To address these questions, we developed two novel quantitative measurement approaches. First, we adapted a method of fluorescent in situ hybridization to the Drosophila
embryo employing fluorescently labeled DNA oligonucleotides 
. This method allowed us to identify individual bcd
mRNA particles and determine their positions and intensities. We found that bcd
mRNA particles undergo movement into the core of the embryo, away from their initial site of localization at the ooctye cortex, by the end of the third cleavage division (within 30 min AED). Subsequently, bcd
mRNA is relocalized to the egg cortex during cortical nuclear migration (mitoses 6 to 9, 55 to 75 min AED), during which bcd
particles tend to dissociate without bcd
mRNA degradation. Despite the dynamic behavior of bcd
particles, at all times >90% of mRNA is localized within the anterior 20% of the embryo, a distribution which is insufficiently extended to produce the observed protein gradient in the absence of large-scale protein redistribution along the anterior-posterior axis.
Second, we measured nuclear Bcd-GFP levels during presyncytial stages using GFP fluorescence in fixed embryos. We discovered that Bcd-GFP does not begin accumulating in nuclei until interphase 6, about 45 min AED, reaching peak levels 50 min later in n.c. 11 and 12. Unexpectedly, in fixed samples we found that the nuclear gradient declines between n.c. 13 and n.c. 14, a result which differs from prior analysis of living embryos. We present evidence that attributes this difference in part to delayed fluorescence maturation of GFP in living embryos.

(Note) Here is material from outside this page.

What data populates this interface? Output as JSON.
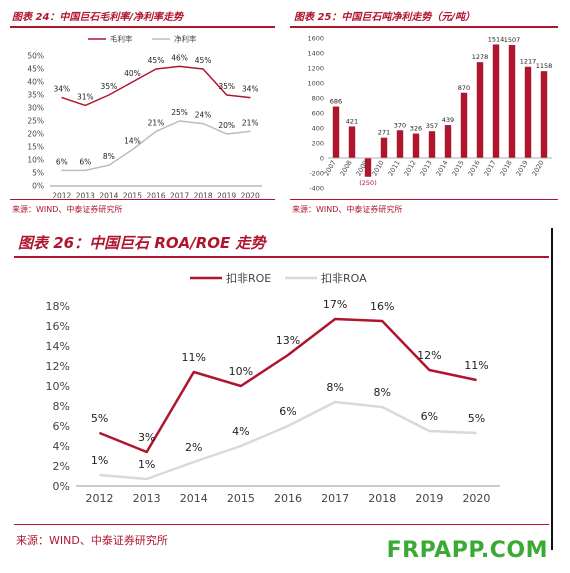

Finally, to examine whether the bcd mRNA distribution impacts protein gradient formation, we incorporated its observed spatio-temporal dynamics into numerical simulations of protein production and movement. We found that models utilizing the actual mRNA distribution result in improved predictions of protein gradient dynamics, compared to models employing a single point source at the anterior pole. Therefore, we conclude that although the spatially extended mRNA localization contributes to the protein gradient, mRNA localization alone cannot account for protein gradient dynamics. Our results demonstrate that protein movement, whether active or passive, is a necessary component of Bcd protein gradient formation.